Reflecting on Lk. 11: 1-13
That bargaining that Abraham engages in with God is literature’s great example of how not to pray. Through praising and groveling—the accepted posture of servants asking something of their king—Abraham finally gets this rigid warlord to agree to cease and desist from destroying Sodom and Gomorrah if ten good men can be found in the city.
Jesus has a different view of prayer. Ask, he says. Seek, he says. Knock, he says. Jesus, in his great intimacy with the Father, knows that God wants to give us what we need. Notice that Jesus, in the Garden, begged God that the cup be taken from him. But he did not grovel, nor flatter, nor try to bargain for his life. He knew that God would give what was in God’s will to give.

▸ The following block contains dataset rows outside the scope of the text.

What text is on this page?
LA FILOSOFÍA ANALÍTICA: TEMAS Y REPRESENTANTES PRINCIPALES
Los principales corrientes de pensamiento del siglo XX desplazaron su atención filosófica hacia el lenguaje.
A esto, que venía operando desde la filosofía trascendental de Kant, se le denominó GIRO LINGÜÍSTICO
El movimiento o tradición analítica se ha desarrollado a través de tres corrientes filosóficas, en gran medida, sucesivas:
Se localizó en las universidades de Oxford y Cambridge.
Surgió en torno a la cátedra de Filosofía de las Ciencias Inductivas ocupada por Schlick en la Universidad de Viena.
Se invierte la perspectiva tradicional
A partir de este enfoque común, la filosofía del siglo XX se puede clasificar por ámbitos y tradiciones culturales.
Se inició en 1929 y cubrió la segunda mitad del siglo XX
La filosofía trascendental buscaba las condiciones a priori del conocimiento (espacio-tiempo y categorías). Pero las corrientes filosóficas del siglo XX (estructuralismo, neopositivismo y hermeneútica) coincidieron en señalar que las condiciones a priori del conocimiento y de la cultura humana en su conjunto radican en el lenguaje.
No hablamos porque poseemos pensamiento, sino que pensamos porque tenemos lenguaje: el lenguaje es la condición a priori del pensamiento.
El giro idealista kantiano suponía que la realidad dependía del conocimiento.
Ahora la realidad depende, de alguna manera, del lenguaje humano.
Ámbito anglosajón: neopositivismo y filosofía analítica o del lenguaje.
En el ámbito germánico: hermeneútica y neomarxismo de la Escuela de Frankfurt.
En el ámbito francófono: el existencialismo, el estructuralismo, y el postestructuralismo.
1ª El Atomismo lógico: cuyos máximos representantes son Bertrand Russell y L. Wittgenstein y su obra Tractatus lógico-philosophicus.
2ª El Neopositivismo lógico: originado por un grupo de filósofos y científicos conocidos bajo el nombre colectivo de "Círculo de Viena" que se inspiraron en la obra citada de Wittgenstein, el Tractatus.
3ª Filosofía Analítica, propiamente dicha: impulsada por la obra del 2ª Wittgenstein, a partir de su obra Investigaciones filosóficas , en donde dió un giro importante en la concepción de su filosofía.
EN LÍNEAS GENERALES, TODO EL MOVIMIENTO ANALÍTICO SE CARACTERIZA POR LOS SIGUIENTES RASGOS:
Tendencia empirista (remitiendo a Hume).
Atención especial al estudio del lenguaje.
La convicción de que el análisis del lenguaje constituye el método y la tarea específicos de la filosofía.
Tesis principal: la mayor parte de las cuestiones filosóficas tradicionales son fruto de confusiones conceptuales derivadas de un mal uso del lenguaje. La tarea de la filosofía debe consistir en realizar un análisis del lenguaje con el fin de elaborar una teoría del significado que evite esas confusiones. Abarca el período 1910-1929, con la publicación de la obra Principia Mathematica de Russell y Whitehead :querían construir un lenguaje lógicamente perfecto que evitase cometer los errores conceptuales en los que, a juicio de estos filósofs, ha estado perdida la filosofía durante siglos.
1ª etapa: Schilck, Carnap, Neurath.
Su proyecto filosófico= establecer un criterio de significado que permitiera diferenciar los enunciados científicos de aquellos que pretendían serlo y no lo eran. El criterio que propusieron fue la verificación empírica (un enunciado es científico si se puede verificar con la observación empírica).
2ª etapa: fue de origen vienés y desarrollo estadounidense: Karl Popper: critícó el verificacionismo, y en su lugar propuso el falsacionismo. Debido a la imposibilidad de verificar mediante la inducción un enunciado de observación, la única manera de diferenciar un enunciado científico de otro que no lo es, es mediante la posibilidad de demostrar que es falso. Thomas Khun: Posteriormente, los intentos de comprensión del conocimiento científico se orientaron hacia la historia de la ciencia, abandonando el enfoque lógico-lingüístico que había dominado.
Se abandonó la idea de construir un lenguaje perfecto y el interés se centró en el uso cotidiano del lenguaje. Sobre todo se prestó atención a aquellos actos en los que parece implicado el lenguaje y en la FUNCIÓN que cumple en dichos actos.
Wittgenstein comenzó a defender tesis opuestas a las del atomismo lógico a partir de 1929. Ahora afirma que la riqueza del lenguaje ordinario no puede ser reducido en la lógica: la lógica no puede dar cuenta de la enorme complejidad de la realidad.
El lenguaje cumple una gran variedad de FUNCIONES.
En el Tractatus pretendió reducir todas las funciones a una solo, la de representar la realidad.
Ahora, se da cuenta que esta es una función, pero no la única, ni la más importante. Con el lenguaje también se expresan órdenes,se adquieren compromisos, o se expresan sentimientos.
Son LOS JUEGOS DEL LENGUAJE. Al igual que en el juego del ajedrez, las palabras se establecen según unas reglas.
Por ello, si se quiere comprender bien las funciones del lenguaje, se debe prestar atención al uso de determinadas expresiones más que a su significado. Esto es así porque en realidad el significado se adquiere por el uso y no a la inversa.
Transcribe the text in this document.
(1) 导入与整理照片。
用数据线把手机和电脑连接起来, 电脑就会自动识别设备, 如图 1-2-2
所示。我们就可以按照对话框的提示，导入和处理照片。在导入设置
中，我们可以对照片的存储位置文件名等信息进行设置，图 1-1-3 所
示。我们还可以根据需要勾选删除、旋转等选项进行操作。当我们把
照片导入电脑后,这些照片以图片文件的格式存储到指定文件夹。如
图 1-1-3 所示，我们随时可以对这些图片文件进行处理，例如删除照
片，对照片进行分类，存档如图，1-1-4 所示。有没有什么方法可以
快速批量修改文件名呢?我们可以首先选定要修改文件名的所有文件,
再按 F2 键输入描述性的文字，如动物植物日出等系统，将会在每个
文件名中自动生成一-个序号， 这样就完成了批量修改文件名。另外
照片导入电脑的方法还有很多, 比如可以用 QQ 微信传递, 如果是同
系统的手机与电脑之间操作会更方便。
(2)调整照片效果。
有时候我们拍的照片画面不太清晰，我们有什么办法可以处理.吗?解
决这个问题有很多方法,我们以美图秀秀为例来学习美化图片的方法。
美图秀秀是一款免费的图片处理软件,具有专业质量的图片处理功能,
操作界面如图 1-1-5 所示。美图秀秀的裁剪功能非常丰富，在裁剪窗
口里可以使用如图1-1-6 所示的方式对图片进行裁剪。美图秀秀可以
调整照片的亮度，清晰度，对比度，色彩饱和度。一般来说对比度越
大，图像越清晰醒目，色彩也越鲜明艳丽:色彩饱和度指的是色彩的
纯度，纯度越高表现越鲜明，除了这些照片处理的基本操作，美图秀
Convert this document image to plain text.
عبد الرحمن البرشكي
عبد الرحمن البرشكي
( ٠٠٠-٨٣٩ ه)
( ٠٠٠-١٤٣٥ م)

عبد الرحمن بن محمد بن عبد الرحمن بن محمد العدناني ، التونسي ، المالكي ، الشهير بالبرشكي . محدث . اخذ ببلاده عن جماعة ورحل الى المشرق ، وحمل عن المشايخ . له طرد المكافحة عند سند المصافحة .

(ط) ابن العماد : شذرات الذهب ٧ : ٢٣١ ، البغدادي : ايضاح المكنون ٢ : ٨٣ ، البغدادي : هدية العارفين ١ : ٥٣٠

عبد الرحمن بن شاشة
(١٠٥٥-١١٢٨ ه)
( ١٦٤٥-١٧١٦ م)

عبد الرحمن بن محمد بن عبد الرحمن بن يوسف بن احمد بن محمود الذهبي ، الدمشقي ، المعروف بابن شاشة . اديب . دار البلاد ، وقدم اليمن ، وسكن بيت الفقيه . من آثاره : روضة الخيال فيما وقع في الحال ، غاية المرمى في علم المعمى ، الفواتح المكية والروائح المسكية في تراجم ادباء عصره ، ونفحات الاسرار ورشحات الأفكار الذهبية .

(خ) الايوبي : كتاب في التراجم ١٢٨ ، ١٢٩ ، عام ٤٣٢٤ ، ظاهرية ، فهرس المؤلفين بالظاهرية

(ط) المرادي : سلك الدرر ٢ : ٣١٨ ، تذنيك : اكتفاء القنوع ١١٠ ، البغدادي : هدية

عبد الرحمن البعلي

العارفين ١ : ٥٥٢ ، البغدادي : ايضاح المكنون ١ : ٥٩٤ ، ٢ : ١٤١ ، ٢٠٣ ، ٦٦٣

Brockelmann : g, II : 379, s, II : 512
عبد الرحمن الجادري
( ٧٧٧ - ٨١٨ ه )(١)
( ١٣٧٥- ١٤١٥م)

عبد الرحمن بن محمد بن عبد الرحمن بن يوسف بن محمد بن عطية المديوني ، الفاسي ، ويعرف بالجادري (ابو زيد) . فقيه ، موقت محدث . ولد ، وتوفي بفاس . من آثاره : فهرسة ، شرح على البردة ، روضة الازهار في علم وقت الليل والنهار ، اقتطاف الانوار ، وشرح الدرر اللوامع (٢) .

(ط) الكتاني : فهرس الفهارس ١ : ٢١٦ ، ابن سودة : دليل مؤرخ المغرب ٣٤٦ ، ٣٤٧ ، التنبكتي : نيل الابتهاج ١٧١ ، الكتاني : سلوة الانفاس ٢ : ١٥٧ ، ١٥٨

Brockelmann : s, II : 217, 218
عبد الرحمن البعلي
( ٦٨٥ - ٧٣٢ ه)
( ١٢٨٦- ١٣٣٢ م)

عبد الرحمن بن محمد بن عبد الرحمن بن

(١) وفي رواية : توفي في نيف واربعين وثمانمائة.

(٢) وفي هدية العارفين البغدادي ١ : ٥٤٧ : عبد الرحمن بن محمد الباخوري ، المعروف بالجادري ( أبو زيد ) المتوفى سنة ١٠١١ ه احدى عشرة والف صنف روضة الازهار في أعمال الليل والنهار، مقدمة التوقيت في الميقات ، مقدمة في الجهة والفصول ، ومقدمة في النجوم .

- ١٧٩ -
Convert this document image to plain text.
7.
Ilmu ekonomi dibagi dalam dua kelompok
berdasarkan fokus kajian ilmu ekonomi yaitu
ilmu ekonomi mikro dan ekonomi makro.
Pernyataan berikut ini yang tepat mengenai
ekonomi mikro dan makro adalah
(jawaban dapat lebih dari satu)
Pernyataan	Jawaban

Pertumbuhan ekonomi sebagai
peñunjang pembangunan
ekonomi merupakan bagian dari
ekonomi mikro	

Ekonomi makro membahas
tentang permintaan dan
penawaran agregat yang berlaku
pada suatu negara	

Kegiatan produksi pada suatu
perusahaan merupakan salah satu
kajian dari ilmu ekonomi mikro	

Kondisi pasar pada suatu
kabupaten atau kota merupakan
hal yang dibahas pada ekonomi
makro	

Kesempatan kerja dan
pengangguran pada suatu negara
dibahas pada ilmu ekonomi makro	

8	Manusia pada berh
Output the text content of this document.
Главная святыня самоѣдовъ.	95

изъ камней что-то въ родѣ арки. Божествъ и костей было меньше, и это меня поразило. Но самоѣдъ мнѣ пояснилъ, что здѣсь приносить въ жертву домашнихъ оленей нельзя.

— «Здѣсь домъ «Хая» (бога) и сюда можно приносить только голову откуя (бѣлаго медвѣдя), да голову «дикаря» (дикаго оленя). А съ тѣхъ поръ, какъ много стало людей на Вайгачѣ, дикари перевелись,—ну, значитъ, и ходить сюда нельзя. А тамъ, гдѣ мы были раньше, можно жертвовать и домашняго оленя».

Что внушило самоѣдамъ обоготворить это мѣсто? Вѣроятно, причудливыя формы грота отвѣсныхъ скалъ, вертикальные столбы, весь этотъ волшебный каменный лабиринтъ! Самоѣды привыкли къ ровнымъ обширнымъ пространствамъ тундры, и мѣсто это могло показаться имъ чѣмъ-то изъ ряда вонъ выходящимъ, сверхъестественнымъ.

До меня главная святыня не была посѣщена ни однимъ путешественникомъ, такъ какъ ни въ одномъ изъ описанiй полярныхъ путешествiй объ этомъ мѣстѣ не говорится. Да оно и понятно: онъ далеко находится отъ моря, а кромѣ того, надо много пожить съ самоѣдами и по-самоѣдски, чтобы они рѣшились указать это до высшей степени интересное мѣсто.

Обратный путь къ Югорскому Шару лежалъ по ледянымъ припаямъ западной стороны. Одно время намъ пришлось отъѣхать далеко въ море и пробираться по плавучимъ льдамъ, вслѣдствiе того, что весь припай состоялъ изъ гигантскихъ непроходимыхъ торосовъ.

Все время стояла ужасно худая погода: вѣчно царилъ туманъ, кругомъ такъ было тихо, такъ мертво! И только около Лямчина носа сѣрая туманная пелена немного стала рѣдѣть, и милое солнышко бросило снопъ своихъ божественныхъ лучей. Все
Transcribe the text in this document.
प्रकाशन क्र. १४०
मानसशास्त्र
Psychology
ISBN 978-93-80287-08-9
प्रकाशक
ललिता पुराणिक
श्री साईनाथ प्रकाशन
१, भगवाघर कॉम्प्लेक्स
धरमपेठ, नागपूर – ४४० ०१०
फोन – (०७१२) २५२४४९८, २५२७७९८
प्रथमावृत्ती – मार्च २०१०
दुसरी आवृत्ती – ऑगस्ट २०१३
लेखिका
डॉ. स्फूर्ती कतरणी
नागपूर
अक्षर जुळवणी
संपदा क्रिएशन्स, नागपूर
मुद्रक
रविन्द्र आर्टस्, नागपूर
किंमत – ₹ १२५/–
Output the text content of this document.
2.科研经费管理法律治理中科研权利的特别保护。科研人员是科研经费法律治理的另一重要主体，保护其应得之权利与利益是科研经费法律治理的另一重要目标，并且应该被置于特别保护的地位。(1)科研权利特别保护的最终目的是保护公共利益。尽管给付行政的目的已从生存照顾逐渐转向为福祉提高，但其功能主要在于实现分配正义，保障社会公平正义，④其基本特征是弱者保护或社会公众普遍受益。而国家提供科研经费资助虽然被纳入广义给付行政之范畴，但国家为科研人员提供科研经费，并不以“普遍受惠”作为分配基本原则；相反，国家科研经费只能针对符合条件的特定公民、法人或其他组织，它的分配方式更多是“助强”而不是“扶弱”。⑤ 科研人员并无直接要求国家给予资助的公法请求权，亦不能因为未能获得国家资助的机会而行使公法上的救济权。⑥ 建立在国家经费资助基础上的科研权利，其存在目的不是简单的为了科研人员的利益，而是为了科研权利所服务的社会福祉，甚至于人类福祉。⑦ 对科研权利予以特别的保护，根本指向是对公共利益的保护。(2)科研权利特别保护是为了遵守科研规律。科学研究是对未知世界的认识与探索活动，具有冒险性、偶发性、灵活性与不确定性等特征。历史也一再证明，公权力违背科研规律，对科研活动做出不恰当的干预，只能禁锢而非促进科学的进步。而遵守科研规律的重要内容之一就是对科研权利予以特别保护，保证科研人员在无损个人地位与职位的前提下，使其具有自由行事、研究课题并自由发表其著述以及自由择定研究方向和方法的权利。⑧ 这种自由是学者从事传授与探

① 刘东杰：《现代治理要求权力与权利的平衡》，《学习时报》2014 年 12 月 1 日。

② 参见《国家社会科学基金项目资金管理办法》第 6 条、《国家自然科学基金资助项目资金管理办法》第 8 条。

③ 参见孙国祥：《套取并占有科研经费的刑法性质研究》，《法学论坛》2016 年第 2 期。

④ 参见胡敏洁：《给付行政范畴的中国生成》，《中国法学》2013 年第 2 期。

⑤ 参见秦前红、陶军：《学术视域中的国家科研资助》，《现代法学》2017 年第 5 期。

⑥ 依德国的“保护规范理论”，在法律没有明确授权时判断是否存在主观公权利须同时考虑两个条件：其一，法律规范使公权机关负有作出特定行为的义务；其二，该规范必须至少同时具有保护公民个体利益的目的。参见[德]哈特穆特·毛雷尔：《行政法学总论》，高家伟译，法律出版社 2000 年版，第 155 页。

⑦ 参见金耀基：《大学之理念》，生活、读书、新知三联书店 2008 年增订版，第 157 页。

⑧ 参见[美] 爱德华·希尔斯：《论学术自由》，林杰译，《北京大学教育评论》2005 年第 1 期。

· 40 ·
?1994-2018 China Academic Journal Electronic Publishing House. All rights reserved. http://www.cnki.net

We don’t realize it, probably, but when we pray we are asking that the Holy Spirit be given to us. Read St. Paul: Likewise the Spirit helps us in our weakness, for we do not know how to pray as we ought, but that very Spirit intercedes with groanings too deep for words (Romans 8:26).
As Tanya Marlow wrote in Those Who Wait: Finding God in Disappointment, Doubt, and Delay, “The first job of the Holy Spirit is to groan with us. Our tears are sacred prayers. This is where God is, echoing our desperation for the world to be made whole.”
Ah. So this is why Jesus promises that God will always give the Holy Spirit to those who ask. We can’t seek, or knock, or ask, if the Holy Spirit isn’t groaning with us. Come, Holy Spirit. Groan. And take our sacred tears to heaven.
In what ways do you feel the Holy Spirit interceding with groanings as you pray?